Desde que entré en contacto con la publicidad, allá por 1998, dos conceptos me quedaron grabados como condición mínima para que cualquier campaña funcionara: alcance y frecuencia.
No son conceptos glamorosos. No generan el entusiasmo de hablar de creatividad o de branded content. Pero son los que determinan si una campaña hace algo en la mente del consumidor o simplemente pasa sin dejar rastro.
El alcance es la cobertura. Cuántas personas del público que te interesa tuvieron contacto con tu mensaje. Sin alcance suficiente, simplemente no existes para una parte relevante de tu mercado.

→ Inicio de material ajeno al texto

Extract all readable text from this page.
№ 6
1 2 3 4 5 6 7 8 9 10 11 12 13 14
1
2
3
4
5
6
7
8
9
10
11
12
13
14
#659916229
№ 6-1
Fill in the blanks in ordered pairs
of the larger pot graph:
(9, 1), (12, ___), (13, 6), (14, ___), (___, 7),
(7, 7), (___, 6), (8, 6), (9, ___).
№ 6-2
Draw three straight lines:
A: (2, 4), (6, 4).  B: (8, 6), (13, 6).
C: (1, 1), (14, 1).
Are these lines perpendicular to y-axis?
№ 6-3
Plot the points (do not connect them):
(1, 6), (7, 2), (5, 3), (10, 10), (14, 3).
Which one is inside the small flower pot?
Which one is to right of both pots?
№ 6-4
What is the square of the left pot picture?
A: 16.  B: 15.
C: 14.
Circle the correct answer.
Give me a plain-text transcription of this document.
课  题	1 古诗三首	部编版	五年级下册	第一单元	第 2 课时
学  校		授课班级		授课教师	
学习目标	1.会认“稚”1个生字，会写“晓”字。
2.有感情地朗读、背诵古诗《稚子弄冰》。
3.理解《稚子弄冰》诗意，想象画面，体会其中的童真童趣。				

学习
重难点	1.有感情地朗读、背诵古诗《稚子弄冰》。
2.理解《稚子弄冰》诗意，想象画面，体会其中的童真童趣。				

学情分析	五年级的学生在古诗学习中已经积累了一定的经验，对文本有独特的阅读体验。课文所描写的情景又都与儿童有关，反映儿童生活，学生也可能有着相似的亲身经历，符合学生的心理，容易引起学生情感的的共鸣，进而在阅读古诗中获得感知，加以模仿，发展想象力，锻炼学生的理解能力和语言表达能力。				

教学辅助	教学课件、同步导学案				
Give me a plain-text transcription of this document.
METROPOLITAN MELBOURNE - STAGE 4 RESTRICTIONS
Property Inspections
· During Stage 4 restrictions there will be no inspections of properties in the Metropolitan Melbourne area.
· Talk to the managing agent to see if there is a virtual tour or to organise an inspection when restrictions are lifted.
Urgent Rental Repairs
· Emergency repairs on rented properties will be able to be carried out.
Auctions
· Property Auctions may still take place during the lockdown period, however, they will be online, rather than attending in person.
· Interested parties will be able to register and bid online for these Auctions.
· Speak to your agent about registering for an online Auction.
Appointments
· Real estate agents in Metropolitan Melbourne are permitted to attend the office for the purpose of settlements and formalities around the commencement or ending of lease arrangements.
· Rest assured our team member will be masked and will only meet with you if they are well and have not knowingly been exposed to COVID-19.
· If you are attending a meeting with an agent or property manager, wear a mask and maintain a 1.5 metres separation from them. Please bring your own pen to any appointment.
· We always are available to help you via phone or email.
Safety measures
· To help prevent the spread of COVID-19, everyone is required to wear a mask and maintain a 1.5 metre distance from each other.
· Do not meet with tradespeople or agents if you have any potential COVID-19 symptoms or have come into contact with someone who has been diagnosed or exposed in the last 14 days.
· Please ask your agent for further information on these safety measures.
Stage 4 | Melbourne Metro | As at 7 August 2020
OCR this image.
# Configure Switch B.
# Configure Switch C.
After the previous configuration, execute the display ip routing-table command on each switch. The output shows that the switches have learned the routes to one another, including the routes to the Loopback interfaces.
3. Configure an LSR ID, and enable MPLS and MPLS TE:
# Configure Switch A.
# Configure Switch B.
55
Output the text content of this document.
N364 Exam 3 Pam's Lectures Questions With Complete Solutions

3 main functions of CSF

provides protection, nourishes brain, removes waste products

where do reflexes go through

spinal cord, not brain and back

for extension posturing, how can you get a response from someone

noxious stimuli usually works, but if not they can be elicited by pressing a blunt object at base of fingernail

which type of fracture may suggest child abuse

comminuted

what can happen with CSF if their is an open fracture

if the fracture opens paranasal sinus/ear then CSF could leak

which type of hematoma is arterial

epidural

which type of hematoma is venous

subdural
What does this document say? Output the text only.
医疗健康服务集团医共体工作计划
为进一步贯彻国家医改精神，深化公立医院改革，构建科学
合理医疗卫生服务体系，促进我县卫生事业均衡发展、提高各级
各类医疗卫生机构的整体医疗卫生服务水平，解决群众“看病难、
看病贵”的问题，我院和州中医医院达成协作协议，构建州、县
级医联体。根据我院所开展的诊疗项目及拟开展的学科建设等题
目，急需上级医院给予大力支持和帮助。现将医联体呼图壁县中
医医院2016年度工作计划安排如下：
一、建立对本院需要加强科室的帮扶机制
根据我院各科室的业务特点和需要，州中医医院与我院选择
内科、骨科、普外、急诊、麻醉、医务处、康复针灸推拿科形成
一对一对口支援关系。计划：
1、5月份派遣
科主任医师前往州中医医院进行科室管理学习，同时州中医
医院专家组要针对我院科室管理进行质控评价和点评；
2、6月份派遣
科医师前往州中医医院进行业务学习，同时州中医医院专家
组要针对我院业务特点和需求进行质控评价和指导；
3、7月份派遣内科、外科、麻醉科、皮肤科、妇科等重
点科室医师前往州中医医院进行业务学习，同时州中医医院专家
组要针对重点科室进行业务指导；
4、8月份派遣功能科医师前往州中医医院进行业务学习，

La frecuencia es la repetición. Cuántas veces esas personas vieron tu mensaje. Y aquí está el punto que pocas veces se dice con claridad: sin frecuencia suficiente, no hay recordación de marca. No importa cuán buena sea la pieza. Una exposición no es suficiente para instalarse en la memoria de nadie.
Hay una trampa en la forma en que las plataformas de contenido han reconfigurado el éxito de una campaña. El número de vistas se convirtió en el indicador aspiracional. El millón de reproducciones, el video viral, el pico de alcance. Y no digo que eso no tenga valor. Un momento de alcance masivo puede ser extraordinariamente útil para ciertos objetivos.
El problema es cuando se convierte en la estrategia. Cuando una marca descansa su comunicación en la expectativa del boom de alcance ocasional, con frecuencia uno, el mensaje llega una vez a muchos y no regresa. Y lo que no regresa no construye recordación.
La guía práctica es simple: antes de celebrar el alcance, pregúntate cuántas veces tu público objetivo vio ese mensaje. Si la respuesta es una, tienes cobertura pero no construcción de marca. Son cosas distintas. Y confundirlas es una trampa cara.